Analysis of clinical and genetic variation in neonatal intrahepatic cholestasis caused by citrin deficiency

Abstract

Objective: To investigate the clinical phenotype and gene variation conditions in neonatal intrahepatic cholestasis caused by citrin deficiency (NICCD), so as to provide a basis for genetic counseling and clinical diagnosis and treatment of the family. Methods: 11 cases of neonatal intrahepatic cholestasis who visited the Children's Hospital Affiliated to Zhengzhou University between February 2019 and March 2021 were selected as the study subjects. High-throughput sequencing technology was used to detect the gene variation condition in 11 neonatal patients and 100 normal control neonates. The suspicious loci and family members were verified by Sanger sequencing and QPCR technology. Results: All 11 children with NICCD had different degrees of jaundice and liver damage symptoms, combined with coagulation dysfunction and anemia (n = 7), cardiac malformation (n = 2), elevated myocardial enzymes (n = 4), hyperlipidemia (n = 1), hyperkalemia (n = 1), persistent diarrhea (n = 3), developmental delay (n = 1).
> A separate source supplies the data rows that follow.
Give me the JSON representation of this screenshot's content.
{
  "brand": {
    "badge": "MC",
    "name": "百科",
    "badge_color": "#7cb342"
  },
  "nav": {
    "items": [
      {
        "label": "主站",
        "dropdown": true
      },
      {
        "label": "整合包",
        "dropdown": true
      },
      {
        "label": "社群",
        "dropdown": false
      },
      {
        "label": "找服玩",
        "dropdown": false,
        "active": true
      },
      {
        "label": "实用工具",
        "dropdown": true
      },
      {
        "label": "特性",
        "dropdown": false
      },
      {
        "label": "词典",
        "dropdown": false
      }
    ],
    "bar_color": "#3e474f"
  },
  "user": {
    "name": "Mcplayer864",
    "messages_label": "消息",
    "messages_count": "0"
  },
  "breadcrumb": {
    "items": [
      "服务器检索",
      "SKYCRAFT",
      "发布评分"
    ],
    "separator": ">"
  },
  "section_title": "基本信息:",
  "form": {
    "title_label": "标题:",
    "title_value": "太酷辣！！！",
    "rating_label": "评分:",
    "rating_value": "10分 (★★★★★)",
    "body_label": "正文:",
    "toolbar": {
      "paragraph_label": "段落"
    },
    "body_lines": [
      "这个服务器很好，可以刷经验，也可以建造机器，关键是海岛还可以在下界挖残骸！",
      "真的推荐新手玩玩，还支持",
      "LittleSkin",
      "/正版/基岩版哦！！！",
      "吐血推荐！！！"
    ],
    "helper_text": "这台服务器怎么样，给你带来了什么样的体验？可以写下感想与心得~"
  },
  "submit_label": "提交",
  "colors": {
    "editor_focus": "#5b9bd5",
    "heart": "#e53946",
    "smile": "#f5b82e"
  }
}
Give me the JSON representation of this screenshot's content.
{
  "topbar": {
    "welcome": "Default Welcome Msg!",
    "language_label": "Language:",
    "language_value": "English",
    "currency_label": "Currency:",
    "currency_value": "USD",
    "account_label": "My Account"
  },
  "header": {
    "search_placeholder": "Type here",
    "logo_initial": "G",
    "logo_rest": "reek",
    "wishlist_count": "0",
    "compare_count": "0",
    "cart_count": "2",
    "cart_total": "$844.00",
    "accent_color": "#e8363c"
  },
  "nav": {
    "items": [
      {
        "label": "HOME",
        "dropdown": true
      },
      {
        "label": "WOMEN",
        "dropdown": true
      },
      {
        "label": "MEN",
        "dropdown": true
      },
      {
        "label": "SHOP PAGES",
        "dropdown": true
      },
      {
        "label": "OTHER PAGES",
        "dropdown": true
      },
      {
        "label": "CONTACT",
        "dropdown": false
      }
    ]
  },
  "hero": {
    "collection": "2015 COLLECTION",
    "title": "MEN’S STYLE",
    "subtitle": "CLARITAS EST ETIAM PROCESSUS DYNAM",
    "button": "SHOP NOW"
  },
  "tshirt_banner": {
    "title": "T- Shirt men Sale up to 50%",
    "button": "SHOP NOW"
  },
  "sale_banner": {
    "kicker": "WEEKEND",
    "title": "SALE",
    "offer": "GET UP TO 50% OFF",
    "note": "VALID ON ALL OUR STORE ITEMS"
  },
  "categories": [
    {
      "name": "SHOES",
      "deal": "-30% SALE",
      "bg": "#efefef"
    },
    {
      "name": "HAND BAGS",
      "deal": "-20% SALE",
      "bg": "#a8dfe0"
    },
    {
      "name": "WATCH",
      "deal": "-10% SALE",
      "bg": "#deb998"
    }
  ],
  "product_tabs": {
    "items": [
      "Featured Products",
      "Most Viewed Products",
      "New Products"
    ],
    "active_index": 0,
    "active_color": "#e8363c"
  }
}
A total of 10 different types of SLC25A13 gene mutations were detected in 11 cases, including three frameshift mutations, two splicing changes, two missense mutations, one intron insertion, one nonsense mutation, and one heterozygous deletion. After reviewing literature and databases, c.1878delG(p.I627Sfs*73) and exon11 deletion were novel mutations that had not been reported at home or abroad. Conclusion: The clinical features of NICCD are non-specific, and genetic testing aids in the early and accurate diagnosis of the disease, providing an important basis for clinical treatment and genetic counseling for family members. In addition, the detection of novel mutation sites has enriched the SLC25A13 gene variation spectrum.